In $S_6$, write the result as a product of disjoint cycles and then in the 2-row form.

Question

(a) $(1,2,4)(4,3,5)(2,4)(1,2,4)^{-1}$

In the solution for this question, my professor has the product of disjoint cycles written as (1,3,5)(4,1). How would this make sense when disjoint cycles are not allowed to have repeat elements within cycles, in this case, the number 1?

I ended up with $P=\begin{bmatrix}1&2&3&4&5&6 \\ 4&2&5&3&1&6\\ \end{bmatrix}$ which can be expressed as one cycle = (5 1 4 3)

(b) (1,3,4,5,2)(1,2)(1,3,5)(2,5,4,3,1)

For part (b), he first inversed the last permutation so this becomes $(1,3,4,5,2)(1,2)(1,3,5)(1,3,4,5,2)^{-1}$ then wrote the product of disjoint cycles as (3,1)(3,4,2). Is there a reason why he inversed the last permutation (2,5,4,3,1) into $(1,3,4,5,2)^{-1}$ before calculating the product?

I would greatly appreciate any help with understanding the reasoning behind his answers and how to deal with inverse permutations when performing these operations.

Answer 1

The idea is that conjugation by an element, i.e. $(124)g(124)^{-1}$, can be computed by switching the elements of $g$ as specified by the element you are conjugating by, which is $(124)$.
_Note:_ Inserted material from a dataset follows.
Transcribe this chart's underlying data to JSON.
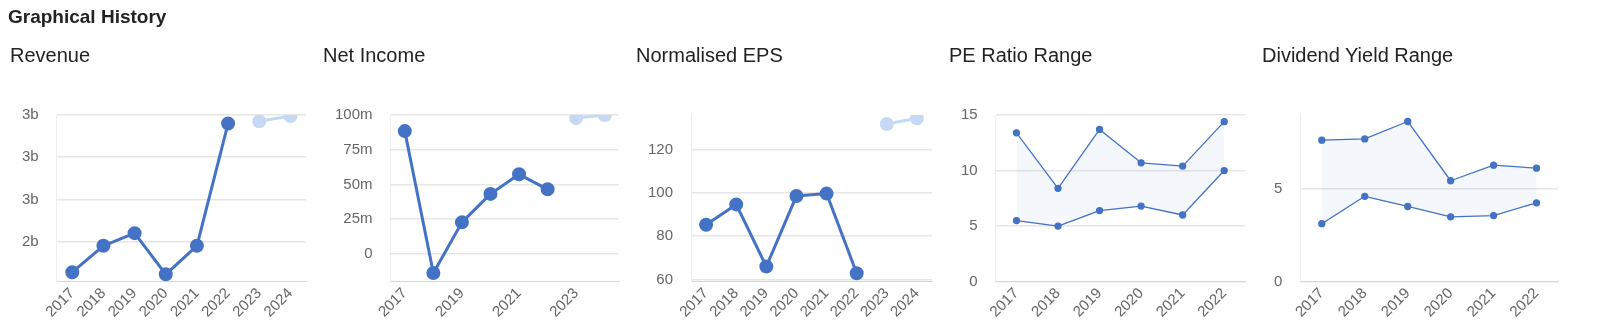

So we should take $g =(435)(24)$ and to conjugate by $(124)$, switch 1s to 2s, 2s to 4s, and 4s to 1s. This gives $(135)(41)$. You are correct that this is not a product of disjoint cycles, the disjoint cycle form would be $(1435)$.

The second example is the same idea. You are correct also that $(124)^{-1} = (421)$.